Jonathan, 30 ans, boule à zéro et grands yeux bleus, a rejoint l’association Garcon sur les conseils de son médecin traitant installé en périphérie de Toulouse. Ce technicien en informatique revendique avant tout un acte politique. « Ma partenaire est condamnée à prendre la pilule pour des raisons hormonales. Ma contraception viendrait en complément. Je me revendique féministe. Il y a plein de choses sur lesquelles je ne peux pas agir. Être contracepté, c’est avoir la possibilité d’en parler, de montrer que c’est possible. » En face, Lucas, 26 ans, étudiant en génie biomédical a croisé Garcon sur son campus. Il cherche à comprendre où ça bloque. « Mon médecin n’est au courant de rien de ce qui se fait en matière de contraception masculine. J’ai eu un certain nombre de relations, et presque toujours, mes partenaires contraceptées avaient des effets secondaires. Je voudrais comprendre…»

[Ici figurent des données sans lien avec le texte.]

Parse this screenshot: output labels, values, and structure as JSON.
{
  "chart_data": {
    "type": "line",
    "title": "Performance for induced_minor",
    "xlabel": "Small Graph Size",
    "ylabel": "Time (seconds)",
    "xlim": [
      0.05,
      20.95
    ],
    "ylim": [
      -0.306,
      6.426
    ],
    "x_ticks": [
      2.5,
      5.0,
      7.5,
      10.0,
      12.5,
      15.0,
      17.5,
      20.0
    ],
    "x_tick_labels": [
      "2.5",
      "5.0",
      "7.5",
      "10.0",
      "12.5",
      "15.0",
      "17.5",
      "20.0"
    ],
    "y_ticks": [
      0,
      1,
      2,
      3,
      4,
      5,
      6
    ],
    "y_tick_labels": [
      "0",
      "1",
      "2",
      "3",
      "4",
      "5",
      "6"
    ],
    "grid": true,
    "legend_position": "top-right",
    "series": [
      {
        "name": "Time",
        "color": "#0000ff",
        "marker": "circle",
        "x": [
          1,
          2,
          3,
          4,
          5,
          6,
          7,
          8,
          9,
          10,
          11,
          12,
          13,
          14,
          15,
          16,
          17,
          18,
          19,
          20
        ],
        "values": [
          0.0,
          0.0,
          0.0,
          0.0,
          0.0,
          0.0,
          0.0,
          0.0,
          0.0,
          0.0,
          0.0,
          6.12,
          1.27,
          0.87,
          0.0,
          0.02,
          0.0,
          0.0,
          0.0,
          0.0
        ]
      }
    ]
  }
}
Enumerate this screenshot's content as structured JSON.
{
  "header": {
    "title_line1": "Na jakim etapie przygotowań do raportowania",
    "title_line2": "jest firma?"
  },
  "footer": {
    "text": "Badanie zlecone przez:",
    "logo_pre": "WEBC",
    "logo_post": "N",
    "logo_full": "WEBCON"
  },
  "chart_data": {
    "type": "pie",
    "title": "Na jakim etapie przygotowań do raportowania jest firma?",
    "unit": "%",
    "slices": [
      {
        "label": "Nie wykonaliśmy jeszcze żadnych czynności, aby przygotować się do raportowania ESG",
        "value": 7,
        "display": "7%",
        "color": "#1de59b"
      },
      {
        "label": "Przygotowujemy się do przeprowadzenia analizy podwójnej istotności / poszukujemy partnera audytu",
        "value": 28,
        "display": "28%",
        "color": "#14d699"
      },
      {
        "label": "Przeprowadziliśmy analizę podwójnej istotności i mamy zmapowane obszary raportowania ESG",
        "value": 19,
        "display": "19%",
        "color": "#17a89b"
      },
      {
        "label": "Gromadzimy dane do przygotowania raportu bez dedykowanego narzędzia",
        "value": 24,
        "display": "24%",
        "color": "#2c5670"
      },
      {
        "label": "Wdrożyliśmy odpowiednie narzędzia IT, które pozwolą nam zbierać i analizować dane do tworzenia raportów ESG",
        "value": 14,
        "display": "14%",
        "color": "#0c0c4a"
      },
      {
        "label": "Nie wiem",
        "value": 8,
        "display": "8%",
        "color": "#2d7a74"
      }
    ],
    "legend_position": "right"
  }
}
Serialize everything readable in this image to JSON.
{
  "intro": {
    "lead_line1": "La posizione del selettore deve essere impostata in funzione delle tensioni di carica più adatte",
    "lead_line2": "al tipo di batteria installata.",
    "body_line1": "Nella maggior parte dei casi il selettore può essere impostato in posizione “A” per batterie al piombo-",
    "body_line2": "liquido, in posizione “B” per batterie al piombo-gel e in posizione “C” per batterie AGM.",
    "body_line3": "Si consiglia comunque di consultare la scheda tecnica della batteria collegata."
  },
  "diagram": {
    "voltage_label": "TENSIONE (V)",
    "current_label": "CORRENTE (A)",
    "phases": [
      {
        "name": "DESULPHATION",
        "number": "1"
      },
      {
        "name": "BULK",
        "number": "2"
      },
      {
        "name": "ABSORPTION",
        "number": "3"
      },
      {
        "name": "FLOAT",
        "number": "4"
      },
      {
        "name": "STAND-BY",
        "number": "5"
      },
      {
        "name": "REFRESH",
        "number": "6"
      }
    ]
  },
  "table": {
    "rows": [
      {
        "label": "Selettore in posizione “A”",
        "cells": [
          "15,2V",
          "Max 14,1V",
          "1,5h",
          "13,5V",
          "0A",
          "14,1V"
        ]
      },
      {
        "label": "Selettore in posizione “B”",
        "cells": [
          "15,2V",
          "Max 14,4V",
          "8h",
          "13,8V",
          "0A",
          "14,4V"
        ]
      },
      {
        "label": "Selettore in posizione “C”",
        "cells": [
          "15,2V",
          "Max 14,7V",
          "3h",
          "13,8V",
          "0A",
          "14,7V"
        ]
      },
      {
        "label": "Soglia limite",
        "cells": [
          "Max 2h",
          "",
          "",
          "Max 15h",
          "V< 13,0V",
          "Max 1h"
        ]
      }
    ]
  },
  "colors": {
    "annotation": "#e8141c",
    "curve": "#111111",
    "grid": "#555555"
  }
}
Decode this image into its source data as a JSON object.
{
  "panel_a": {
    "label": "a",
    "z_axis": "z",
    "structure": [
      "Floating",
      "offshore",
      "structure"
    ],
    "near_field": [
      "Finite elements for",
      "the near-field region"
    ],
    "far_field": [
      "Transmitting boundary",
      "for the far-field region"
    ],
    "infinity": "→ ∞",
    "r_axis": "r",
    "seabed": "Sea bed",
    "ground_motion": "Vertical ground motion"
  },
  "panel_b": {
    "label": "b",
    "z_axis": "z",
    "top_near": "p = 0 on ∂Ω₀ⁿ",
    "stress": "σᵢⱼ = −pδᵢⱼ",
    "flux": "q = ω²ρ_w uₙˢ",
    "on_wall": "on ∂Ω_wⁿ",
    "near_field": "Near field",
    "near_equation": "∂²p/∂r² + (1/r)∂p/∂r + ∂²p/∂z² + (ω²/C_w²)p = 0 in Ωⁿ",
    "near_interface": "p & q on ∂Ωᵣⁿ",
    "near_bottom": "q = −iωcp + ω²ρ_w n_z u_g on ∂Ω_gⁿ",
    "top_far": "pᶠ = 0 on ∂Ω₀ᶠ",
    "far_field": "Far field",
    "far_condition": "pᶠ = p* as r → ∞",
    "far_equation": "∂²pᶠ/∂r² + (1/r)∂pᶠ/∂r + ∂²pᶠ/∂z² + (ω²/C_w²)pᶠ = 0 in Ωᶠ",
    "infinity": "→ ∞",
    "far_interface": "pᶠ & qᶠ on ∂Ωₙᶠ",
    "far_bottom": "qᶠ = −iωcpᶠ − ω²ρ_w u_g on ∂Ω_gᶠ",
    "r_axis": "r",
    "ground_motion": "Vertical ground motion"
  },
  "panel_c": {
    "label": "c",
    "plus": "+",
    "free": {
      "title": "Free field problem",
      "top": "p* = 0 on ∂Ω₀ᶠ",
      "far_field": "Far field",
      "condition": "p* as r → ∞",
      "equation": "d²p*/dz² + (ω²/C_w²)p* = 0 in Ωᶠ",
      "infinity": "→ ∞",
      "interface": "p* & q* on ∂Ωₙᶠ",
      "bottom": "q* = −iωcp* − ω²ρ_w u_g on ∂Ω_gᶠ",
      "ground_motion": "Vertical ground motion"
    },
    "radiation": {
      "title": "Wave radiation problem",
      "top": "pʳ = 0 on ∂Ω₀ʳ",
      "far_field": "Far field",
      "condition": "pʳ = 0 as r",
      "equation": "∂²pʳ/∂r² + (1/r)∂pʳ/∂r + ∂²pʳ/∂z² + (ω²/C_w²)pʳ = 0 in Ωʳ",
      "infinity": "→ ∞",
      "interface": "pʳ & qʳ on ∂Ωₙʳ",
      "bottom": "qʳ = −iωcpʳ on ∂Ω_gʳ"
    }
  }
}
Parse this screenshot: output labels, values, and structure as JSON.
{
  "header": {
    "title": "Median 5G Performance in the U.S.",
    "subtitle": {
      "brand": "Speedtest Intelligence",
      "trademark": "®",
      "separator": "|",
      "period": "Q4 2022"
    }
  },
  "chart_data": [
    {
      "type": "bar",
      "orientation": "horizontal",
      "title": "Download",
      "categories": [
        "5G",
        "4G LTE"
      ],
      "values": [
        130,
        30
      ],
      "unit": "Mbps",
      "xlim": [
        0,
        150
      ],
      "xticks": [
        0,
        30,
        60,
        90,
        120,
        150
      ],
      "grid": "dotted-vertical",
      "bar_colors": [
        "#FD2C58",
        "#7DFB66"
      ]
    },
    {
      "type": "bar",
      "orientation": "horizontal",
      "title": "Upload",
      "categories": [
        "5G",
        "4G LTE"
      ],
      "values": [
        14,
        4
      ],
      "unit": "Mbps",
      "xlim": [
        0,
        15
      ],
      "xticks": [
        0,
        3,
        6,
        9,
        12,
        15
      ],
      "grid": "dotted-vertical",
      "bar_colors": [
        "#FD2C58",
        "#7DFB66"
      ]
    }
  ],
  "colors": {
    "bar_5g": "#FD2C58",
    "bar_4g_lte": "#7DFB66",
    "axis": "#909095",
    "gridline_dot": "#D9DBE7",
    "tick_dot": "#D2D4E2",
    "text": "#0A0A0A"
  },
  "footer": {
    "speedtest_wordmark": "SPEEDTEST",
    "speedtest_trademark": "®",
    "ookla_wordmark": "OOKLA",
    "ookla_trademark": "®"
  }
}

Ce mercredi soir, pas de place aux non-dits mais trois heures de discussion menées tambour battant autour des méthodes existantes de contraception, de la « vision patriarcale de la reproduction, de la sexualité », etc. « Est-ce que l’on peut faire du sport avec un jokestrap ? », « Anneau ou slip ? », « Porter ce slip 15 heures par jour, n’est-ce pas gênant ? » Pas plus qu’un soutien-gorge diront certaines… Et il est essentiel de respecter un certain protocole pour que la méthode fonctionne. Pour éviter loupés et complications, Garcon prône l’accompagnement des hommes.
Alors, militante la contraception masculine ? « Il faut faire attention au principe du ‘nice guy’, du mec sympa, avance Erwan Tavernier. La contraception masculine pourrait aussi permettre de se racheter une conduite à moindre frais. L’investissement est mineur mais la valorisation en société est maximale ! Le principal moteur, c’est l’intérêt que l’on porte aux femmes. Lorsqu’elles galèrent avec leur contraception, elles sont moins disponibles sexuellement. » Le cofondateur de Garcon poursuit : « Aujourd’hui, la demande est du côté des femmes. Les hommes cherchent des solutions pour eux, il n’y a pas de démarche collective. Nous sommes très loin des mobilisations massives des femmes dans les années 1970. » Le combat serait donc aussi à mener sur le terrain du politique. Les optimistes retiendront, qu’en lame de fond, la contraception masculine commence à se frayer un chemin.